Separation properties of a hybrid point process with determinantal radii and uniform arguments
Giuseppe Lamberti, Xavier Massaneda
TL;DR
This work studies a hybrid point process Λ_φ^M on the plane, combining radii from a radial determinantal process Λ_φ with independently uniform angular components. The authors establish a sharp 0-1 law: Λ_φ^M is almost surely separated exactly when the first intensity satisfies the Poisson-type condition ∫_{ℂ} dm(z)/ρ^4(z) < ∞, mirroring the Poisson case rather than the determinantal one. The analysis reduces to a discretized partition of the plane into annuli and angular sectors, and uses probabilistic tools (Borel-Cantelli, Chernoff bounds, Le Cam’s Poisson approximation) to connect separation to the divergence or convergence of ∑_{n} μ_n^2/n, where μ_n ≍ ∫_{I_n} dm(z)/ρ^2(z). The results illuminate the differing roles of radial and angular components in separation and provide precise criteria for the hybrid model that interpolate between determinantal and Poisson behavior.
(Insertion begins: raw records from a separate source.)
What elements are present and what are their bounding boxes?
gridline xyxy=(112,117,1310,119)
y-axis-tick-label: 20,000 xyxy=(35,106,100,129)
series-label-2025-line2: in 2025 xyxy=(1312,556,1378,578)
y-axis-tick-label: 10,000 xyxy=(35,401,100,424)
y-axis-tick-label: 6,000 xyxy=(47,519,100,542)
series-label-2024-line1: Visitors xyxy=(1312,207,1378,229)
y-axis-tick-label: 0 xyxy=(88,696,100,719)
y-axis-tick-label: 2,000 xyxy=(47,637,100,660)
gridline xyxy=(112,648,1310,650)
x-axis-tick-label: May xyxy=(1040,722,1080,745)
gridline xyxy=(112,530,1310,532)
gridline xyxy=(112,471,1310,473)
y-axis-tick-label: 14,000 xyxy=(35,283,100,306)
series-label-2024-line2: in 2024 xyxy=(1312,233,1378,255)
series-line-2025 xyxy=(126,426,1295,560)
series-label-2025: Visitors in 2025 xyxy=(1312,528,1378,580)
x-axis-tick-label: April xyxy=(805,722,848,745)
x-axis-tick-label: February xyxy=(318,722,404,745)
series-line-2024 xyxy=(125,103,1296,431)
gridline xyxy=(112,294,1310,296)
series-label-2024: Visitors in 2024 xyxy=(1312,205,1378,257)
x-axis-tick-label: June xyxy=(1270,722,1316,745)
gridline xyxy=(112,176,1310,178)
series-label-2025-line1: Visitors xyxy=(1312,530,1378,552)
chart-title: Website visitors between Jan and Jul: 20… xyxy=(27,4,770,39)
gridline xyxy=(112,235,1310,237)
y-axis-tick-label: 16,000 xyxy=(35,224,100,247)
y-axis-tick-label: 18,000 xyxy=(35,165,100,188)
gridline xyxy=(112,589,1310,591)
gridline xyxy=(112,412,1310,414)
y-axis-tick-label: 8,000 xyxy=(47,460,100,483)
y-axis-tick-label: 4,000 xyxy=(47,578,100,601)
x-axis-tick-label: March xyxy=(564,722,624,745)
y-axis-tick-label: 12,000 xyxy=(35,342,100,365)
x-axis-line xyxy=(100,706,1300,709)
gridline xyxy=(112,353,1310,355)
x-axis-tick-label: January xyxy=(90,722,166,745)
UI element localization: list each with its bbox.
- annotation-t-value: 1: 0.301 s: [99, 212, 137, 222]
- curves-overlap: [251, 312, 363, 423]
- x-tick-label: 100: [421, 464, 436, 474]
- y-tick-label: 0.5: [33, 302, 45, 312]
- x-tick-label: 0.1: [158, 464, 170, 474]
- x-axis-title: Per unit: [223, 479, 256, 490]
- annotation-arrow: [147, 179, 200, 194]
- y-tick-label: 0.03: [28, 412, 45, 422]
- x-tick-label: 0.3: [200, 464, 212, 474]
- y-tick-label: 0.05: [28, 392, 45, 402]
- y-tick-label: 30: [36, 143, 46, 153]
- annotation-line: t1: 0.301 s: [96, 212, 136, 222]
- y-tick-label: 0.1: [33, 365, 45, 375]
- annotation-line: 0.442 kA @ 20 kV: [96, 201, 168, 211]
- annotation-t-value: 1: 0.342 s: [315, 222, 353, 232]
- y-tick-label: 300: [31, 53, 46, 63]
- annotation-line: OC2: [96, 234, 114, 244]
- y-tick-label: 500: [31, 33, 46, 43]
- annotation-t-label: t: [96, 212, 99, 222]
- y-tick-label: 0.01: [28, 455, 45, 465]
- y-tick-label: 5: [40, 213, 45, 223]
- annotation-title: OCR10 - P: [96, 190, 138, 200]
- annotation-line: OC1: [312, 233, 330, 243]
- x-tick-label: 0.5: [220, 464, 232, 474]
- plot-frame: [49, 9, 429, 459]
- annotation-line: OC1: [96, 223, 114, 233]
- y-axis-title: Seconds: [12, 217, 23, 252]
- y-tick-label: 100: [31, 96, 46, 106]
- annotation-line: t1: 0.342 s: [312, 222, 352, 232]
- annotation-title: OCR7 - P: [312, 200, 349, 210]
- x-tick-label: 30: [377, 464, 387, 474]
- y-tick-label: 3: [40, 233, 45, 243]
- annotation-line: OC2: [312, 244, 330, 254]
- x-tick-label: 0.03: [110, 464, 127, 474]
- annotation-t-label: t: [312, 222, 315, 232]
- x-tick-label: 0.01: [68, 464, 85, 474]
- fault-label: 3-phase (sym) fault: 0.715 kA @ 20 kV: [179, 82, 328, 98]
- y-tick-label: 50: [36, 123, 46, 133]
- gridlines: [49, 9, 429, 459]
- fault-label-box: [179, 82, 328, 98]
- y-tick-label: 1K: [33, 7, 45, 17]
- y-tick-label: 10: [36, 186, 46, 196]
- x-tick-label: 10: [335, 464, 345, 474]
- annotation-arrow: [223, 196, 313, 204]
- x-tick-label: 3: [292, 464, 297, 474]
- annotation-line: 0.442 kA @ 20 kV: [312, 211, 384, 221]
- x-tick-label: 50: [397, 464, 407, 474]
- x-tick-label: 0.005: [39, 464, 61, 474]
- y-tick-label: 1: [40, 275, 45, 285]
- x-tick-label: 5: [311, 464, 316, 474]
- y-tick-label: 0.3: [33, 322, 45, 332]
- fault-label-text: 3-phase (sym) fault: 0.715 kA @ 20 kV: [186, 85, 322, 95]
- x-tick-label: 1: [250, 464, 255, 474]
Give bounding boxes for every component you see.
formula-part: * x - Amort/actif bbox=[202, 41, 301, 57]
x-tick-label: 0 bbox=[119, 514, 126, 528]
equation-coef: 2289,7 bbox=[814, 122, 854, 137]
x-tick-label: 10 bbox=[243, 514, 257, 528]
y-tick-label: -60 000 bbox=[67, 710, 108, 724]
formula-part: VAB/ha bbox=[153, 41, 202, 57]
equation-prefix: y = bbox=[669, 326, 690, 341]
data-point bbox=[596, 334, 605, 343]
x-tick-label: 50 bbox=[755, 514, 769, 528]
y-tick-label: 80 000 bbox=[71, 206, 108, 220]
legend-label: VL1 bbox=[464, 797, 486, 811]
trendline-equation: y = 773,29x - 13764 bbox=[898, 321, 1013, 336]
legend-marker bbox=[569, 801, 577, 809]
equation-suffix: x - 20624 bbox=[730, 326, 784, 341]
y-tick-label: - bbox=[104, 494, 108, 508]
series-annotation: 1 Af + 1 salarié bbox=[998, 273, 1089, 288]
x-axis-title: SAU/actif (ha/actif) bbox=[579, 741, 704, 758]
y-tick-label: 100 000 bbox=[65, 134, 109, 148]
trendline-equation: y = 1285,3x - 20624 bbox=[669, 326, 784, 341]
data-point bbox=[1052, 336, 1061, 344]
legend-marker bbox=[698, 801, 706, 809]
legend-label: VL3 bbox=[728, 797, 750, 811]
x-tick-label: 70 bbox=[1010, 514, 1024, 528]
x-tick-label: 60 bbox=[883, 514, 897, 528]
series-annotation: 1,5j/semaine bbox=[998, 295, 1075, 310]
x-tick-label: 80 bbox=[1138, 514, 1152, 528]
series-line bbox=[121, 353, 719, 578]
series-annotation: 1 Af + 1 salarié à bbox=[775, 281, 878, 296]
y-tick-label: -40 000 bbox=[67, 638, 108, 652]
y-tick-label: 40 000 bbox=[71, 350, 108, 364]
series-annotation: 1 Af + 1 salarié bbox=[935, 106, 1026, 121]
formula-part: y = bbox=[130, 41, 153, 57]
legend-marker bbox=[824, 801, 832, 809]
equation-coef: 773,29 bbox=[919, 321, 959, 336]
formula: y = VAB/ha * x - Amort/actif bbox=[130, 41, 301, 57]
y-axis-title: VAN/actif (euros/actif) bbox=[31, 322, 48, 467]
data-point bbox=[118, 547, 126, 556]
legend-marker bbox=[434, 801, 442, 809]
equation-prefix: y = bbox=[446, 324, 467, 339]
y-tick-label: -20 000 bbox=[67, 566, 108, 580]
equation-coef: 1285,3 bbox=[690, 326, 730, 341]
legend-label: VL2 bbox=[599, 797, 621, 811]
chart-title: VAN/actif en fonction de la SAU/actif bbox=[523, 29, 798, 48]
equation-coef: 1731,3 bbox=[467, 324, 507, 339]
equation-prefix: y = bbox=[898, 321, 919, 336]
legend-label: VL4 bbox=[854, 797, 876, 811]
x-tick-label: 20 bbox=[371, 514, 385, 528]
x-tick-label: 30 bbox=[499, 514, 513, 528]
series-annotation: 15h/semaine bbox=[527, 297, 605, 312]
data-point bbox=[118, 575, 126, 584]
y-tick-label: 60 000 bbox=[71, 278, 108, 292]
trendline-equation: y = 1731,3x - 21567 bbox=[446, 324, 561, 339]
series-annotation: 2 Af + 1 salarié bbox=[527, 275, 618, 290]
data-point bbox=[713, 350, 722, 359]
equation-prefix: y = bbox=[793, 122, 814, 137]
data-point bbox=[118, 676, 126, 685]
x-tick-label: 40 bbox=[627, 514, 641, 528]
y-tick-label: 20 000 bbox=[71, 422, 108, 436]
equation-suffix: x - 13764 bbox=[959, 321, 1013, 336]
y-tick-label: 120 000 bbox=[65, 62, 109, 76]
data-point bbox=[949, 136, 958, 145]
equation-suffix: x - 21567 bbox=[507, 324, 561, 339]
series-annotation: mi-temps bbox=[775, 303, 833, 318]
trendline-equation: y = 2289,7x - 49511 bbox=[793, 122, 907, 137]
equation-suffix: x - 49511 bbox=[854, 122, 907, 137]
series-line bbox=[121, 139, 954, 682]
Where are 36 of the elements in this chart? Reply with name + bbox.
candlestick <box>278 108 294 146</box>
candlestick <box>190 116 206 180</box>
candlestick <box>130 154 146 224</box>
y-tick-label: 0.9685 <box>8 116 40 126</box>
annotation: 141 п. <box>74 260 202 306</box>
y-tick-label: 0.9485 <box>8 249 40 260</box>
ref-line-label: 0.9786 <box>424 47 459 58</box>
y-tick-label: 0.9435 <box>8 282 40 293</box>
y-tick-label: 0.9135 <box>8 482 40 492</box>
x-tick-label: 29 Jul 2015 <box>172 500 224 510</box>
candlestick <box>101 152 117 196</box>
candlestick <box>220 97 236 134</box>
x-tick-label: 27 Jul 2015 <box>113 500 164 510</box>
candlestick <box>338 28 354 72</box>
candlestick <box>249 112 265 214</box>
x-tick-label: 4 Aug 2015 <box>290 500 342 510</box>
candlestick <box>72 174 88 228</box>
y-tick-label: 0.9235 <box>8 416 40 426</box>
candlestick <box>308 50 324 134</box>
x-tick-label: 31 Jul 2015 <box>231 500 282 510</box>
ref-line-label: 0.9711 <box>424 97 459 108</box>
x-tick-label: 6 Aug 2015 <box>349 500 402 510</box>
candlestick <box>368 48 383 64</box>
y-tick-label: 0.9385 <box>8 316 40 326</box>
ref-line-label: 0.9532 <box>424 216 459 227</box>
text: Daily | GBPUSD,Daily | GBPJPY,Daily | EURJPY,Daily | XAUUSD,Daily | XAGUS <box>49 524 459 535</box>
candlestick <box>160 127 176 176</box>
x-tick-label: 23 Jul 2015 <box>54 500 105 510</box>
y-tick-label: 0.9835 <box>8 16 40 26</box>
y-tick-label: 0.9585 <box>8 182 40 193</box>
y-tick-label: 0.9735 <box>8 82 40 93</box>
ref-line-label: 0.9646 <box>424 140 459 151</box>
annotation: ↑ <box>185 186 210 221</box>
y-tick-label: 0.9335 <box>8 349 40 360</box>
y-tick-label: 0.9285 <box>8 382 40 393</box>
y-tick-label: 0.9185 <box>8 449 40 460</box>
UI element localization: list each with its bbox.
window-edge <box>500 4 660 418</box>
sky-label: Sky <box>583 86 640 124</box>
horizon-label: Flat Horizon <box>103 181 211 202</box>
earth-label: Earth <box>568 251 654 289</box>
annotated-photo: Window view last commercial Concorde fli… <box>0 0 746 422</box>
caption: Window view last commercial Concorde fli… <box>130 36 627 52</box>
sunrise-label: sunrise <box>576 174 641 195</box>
Applications include understanding interpolation and sampling phenomena for associated Fock spaces with radial weights.
Abstract
We recently characterized the separated determinantal point processes $Λ_φ$ associated with Fock spaces $\mathcal F_φ$ in the plane with doubling weight $φ$. We also showed that, as expected, a more restrictive condition is required to characterize the separated Poisson processes with the same first intensities as $Λ_φ$. To gain further insight into this different behavior, we center our attention to radial weights $φ(z)$ and introduce a hybrid process $Λ_φ^M=\{r_k e^{iθ_k}\}_{k=1}^\infty$, where the moduli $r_k$ are taken from $Λ_φ$, while the arguments $θ_k$ are chosen independently and uniformly in $[0,2π)$. Our main result is that $Λ_φ^M$ is almost surely separated if and only if its first intensity satisfies the same condition as in the Poisson case.